I often get asked to style eyewear for films. When I accepted the invitation to style for what would be Bond 22, I didn’t know what it was and was sworn to strict secrecy by NDAs and all sorts. The previous film, Casino Royale, had been so heavily product-placed that it may as well have been a two-hour advert for Rolex, Ford, Range Rover, Sony Ericsson, Gordon’s Gin and Persol 2720 sunglasses.
The costume designer said that she wanted things to be less obvious in the new movie, especially the sunglasses. After a long brood, I opted for an Oliver Peoples frame called Airman for Daniel Craig. The thing is, we needed several pairs of these for continuity. I only had one pair in stock and it was a discontinued line. I rang up Oliver Peoples in California and the Peoples people there were quite if not downright rude. Why would they help us source items from this discontinued, defunct line? Having drawn a blank tracking down any more stock, the only other item I could find was from my personal collection. As such, and this gave me maximum kudos with my nephews, the sunglasses Daniel Craig wears in Quantum of Solace are mine.

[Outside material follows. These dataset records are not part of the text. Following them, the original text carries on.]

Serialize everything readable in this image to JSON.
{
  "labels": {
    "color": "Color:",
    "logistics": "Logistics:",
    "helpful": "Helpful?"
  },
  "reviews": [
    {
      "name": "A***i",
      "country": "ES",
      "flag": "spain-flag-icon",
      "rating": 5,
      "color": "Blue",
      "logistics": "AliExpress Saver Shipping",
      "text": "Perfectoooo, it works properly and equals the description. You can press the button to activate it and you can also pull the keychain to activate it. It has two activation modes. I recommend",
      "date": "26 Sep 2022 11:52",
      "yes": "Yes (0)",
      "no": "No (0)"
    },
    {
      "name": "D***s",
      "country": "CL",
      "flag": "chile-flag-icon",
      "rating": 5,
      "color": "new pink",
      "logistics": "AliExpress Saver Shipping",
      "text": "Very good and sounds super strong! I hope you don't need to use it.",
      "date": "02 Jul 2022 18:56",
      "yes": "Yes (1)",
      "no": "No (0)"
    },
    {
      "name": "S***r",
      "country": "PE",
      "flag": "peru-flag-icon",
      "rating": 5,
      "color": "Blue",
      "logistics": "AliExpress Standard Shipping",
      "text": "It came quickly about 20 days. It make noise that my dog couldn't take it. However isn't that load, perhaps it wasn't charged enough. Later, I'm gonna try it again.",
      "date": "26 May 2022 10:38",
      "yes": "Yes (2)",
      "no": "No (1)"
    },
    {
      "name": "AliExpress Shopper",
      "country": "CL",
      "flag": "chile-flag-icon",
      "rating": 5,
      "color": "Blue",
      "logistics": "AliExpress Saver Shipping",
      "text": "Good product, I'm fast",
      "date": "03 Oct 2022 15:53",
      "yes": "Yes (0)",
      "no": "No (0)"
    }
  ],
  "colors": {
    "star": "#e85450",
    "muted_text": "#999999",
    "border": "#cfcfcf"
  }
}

What happened then was that Tom Ford, who produced all the costumes for Quantum of Solace, put out a pale copy of the Airman as the film’s official sunglasses. They made thousands of pieces, which were tinny and light when the originals were made of titanium and solid. On finding this out, Oliver Peoples went nuts and all sorts of legals went on to stop Tom Ford selling their version of the Airman. By the time Oliver Peoples did relaunch the Airman the film’s buzz had died down and they’d missed the boat (who gave them advance warning, eh?). I let all this explode in flames behind me as I basked in the glory of James Bond wearing a pair of my sunglasses in every cinema in the world. I didn’t get them back, though, which would have been even cooler.